P. A pandemia castigou duramente países europeus como Espanha e Itália, e as pessoas ficam surpresas com o fato de que um país tão poderoso como os Estados Unidos também tenha sido tão afetado. O que poderia ter sido feito de melhor forma?
R. Não quero entrar nisso, sempre se pode questionar o que se faz, nada é perfeito, mas não quero nem apontar quais coisas poderiam ser feitas de melhor forma, apenas dizer que sempre devemos tentar melhorar.
P. E a sociedade, acredita que está agindo melhor agora, que há mais consciência?

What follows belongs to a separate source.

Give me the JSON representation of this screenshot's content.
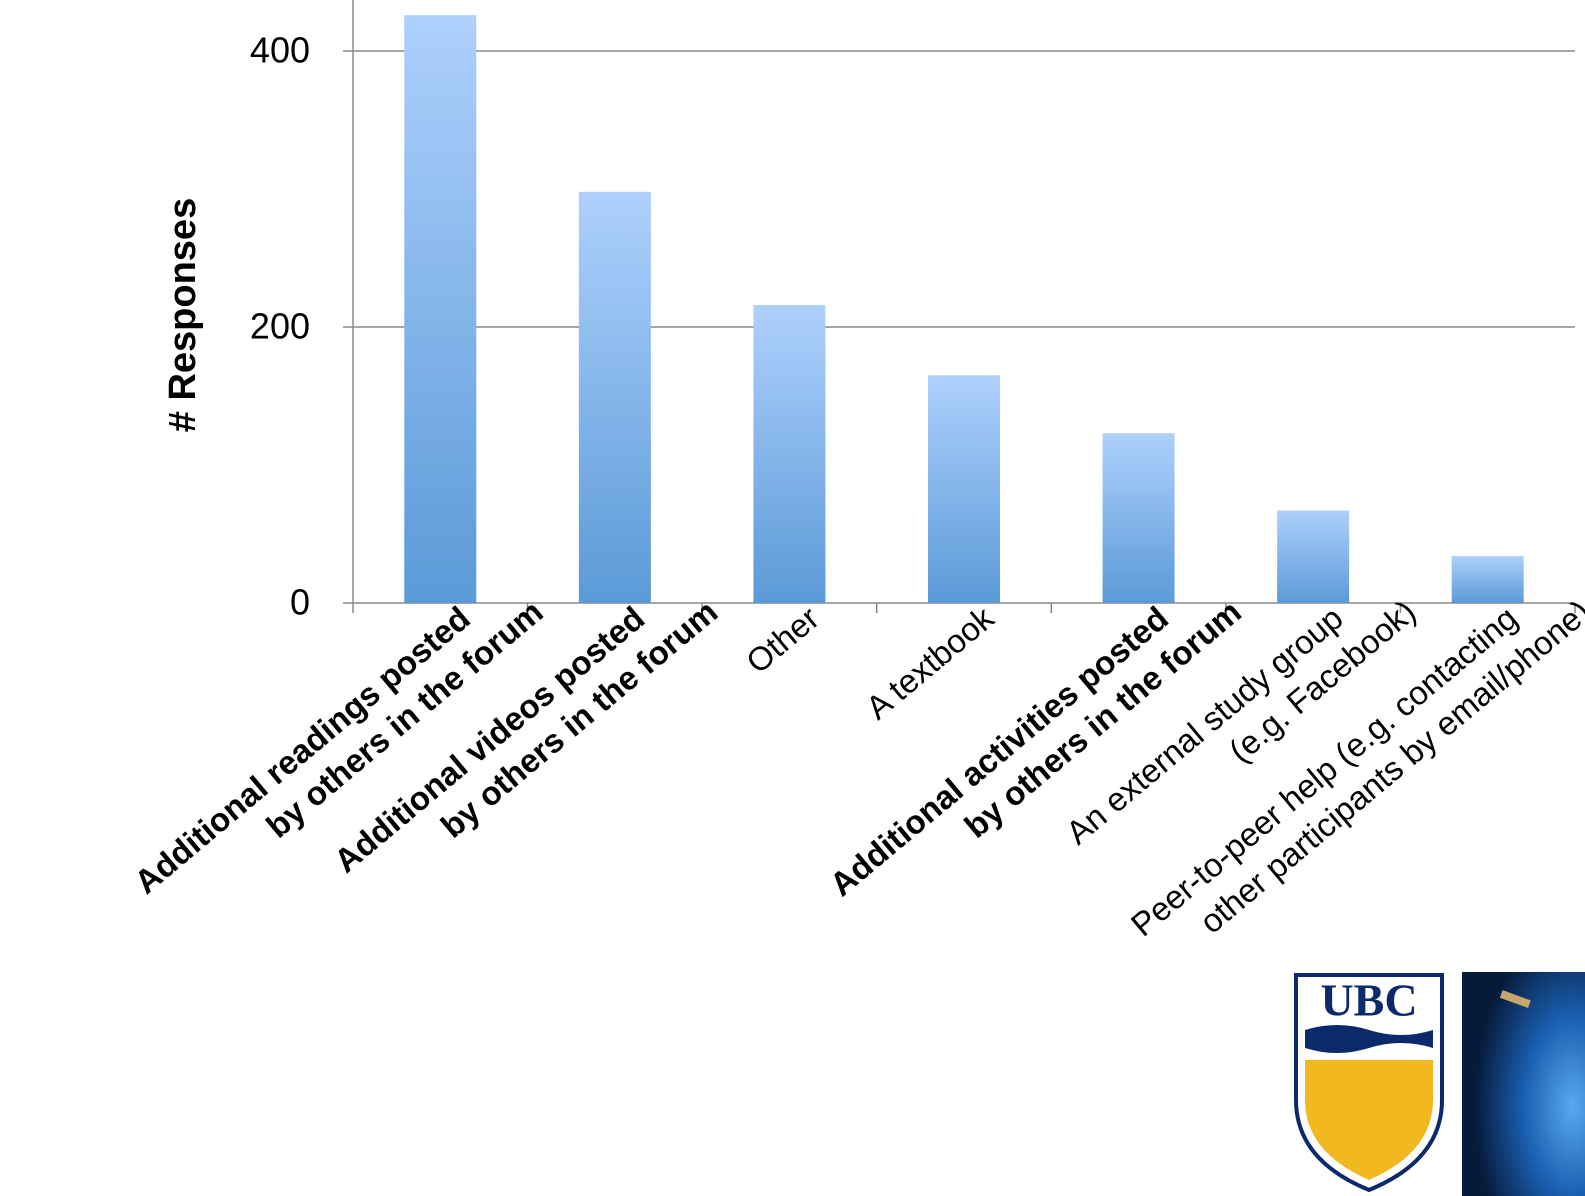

R. Sim, as pessoas estão aprendendo a importância das medidas preventivas, de usar máscara, de evitar as grandes concentrações. Quanto mais aprenderem, melhor será a resposta.
P. Diria que algumas atitudes e costumes mudaram para sempre?
R. Bem, acredito que estaremos mais atentos aos riscos, acho que aprendemos uma lição muito dura com o coronavírus.
P. A comunidade científica passou anos alertando para o risco de uma pandemia, mas ninguém parecia levá-la a sério.
R. Alguns de nós levamos a sério. Pelo menos nos Estados Unidos estávamos tentando nos preparar, houve um certo grau de preparação nos dois últimos anos, mas esta pandemia era particularmente difícil e, obviamente, apesar dessa preparação, transformou-se em um problema grave.
P. O presidente Trump diz que as escolas deveriam abrir no outono e os Centros de Controle e Prevenção de Doenças [CDCs, na sigla em inglês] afirmam o contrário. O que o senhor acha?
R. Não acho que exista diferença entre o que dizem os CDCs e o presidente. Se você ouvir com atenção, ambos dizem que deveríamos tentar abrir as escolas, mas que devemos prestar atenção à segurança e aos bem-estar das crianças e dos professores. Não vejo diferenças.
P. É muito complicado trabalhar com um presidente que fala tanto e que, às vezes, contradiz as próprias diretrizes de seu Governo?
R. Não vou comentar isso.
P. O senhor já trabalhou para seis Governos diferentes e lidou com muitas crises difíceis, começando pelo início da AIDS. Que lições daquela época estão sendo úteis agora?
R. A lição é que os surtos ocorrem. Sempre ocorreram, ocorrem agora e continuarão ocorrendo. Por isso, é necessário se preparar. Passei por muitos, AIDS, ebola, zika... Devemos esperar o inesperado, porque acontece.